While I was out visiting my aging grandparents this past weekend, both of them mentioned something that we’ve talked about a lot in the years since my husband and I adopted our two children.  We each believe that what really changes the racial dialogue is loving someone of another race.  My grandparents, who are both in their 80s, beam with a certain amount of pride that they now have two great-grandchildren of color–even my grandfather who is very sick and at times barely mentally present mentioned it to me.

This isn’t a new idea.  Sharon Rush’s book Loving Across the Color Lines is more than a decade old, and in it she details how the adoption of her black daughter changed her views on how race works in America.  As a white woman, she questioned the validity of certain racial minorities to claim race was at play in any given situation.  Once she loved, truly loved, a black child, she realized that her perspective had been flawed for many years.

Peggy McIntosh

I’ve found this to be true myself.  My late development of racial identity as an Asian man coincided directly with the birth of my daughter.  I’d read Peggy McIntosh’s article on white privilege in graduate school and used similar concepts to drive my teaching of certain issues of social justice in the classroom, but it never really became as imperative a concept as it is for me now until my husband and I brought home this tiny defenseless African American child.  When I became a parent, I discovered what most parents do: I wanted to make sure this little being was protected and sheltered until she could stand up on her own two feet and face the world head on.  And in thinking about how we could do that for this little girl, I came to fully embrace the ways in which her experiences will be different from my own as a biracial Asian man, and vastly different from my white husband’s.

Yoruba Richen

As evidence of this line of thought, I’ve always used equality for the gay community as an example.  Yoruba Richen has a great TED Talk where she outlines the rapidity of the gay rights movement in relation to the Civil Rights movement.  The former has began less than fifty years ago and true legal equality is just around the corner.  The latter needed approximately three hundred years to achieve legislated equality.  There’s certainly something to be said about the ways in which the diaspora of the gay community is spread across socio-economic groups equally, and that provides the group with a certain amount of power and clout to speed things along.  However, I think loving a gay family member is what has truly quickened the pace.

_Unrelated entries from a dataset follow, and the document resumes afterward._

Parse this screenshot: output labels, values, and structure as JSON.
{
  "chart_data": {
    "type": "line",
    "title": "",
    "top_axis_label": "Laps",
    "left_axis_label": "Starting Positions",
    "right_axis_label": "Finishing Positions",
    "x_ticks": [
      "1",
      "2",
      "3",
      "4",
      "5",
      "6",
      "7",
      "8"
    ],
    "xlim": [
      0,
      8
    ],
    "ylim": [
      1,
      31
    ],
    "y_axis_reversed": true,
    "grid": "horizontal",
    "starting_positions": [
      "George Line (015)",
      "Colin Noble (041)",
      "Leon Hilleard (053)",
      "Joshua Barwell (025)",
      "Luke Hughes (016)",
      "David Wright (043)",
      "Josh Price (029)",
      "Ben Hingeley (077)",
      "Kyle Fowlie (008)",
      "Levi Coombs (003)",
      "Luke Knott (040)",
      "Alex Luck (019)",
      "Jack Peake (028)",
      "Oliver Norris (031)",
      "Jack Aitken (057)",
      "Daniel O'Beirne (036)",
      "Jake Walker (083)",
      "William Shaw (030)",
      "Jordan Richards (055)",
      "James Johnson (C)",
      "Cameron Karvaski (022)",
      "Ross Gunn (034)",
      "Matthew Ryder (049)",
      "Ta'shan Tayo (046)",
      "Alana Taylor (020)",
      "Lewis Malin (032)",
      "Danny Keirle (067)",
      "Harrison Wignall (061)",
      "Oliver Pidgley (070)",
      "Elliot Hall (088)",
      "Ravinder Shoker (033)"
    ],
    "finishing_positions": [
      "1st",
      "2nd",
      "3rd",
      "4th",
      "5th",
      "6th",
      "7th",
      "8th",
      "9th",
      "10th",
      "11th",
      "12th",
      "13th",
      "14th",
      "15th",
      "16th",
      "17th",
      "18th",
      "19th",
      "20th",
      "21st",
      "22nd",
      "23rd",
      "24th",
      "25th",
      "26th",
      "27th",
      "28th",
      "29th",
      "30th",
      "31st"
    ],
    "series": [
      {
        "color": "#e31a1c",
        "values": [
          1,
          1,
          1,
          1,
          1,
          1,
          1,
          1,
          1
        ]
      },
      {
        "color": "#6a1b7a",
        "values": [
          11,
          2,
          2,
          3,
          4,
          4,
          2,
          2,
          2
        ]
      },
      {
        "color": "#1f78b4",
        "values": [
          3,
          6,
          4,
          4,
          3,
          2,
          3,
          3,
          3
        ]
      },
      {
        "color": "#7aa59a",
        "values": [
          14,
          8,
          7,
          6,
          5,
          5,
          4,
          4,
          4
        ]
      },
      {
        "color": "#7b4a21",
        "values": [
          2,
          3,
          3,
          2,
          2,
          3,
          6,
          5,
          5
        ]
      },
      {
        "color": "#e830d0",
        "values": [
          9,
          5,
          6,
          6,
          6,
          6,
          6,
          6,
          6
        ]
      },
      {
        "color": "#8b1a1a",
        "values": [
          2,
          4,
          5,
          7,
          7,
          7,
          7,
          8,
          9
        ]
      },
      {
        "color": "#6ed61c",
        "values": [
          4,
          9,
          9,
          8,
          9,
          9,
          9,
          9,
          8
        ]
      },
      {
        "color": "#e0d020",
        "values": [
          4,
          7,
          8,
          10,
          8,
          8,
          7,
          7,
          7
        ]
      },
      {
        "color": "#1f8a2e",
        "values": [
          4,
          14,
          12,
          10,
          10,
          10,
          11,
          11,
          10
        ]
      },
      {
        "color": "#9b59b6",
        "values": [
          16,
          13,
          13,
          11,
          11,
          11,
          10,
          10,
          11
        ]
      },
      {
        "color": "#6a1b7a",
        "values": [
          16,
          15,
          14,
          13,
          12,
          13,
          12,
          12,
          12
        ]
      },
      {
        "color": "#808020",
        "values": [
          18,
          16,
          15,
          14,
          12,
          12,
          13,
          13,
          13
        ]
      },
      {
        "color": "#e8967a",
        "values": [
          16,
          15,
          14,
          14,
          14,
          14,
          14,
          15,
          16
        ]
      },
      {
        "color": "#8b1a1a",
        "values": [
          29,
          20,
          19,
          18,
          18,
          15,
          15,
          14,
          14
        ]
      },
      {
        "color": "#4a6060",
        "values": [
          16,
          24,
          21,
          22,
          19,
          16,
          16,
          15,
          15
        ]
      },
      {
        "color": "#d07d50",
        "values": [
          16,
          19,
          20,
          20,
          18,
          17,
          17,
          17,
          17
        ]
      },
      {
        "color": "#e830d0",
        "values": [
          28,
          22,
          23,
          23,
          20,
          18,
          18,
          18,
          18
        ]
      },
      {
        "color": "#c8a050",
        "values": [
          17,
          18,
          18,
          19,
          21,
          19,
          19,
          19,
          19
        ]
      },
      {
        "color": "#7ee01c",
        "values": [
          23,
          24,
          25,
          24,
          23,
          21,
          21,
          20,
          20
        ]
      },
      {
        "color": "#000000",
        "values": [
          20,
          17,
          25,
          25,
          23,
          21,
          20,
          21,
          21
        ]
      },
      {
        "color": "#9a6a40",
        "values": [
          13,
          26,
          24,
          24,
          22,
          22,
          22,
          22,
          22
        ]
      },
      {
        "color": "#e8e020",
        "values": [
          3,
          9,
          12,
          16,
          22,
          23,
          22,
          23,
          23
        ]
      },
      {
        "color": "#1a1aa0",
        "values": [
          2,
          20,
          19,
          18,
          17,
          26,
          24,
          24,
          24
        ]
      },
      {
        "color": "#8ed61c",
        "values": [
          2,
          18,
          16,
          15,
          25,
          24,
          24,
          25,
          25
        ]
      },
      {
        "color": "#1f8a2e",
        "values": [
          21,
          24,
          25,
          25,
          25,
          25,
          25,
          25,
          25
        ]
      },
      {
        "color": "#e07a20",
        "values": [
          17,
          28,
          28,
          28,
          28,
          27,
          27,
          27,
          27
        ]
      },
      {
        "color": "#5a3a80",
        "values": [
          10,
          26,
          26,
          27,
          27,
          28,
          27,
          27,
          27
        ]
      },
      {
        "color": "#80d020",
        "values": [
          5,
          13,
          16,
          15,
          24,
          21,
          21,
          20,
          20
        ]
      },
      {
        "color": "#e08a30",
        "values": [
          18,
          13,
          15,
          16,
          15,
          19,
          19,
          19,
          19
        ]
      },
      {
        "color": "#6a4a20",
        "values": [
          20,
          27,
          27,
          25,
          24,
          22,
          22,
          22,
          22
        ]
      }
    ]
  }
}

Contrary to what some people believe, people are born gay.  No one can dictate whether a baby will be gay or not, so when a parent spends 10-12 years loving a child so immensely, and then that child comes out of the closet post-puberty, odds are good that that parent is going to continue loving that child.  Of course there are lots of families where this isn’t the case, and I don’t mean to minimize the crazy numbers of LGBT youth who are thrown out on the streets.  However, the ones that are accepted by their families are the ones that are changing minds for the better.  They are the ones who are getting heterosexual allies to take a stand, write their congress people, call out their friends, attend rallies.

Of course no one can dictate whether a baby will be born black or Asian or Latino either.  It’s just highly unlikely that a parent wouldn’t know ahead of time that those options are possibilities before the baby is born.  Adoption agencies, even ones that work through the foster care system, typically allow parents to specify what racial background parents are willing to accept.  The odds of a parent having a baby of a racial background different from his/her own is far fewer than a heterosexual parent having a gay child.  And thus, the racial dialogue in this country is stymied and slowed by the inability of one group to truly empathize with another.

We’re seeing progress, and I’m happy about that.  At times it feels like with every step forward in relieving the racial tensions in America we take two steps back.  My husband and I though will continue to act as vocal allies for the black and brown kids out there like our own, supporting them as best we can even after they have the strength and independence to do it on their own.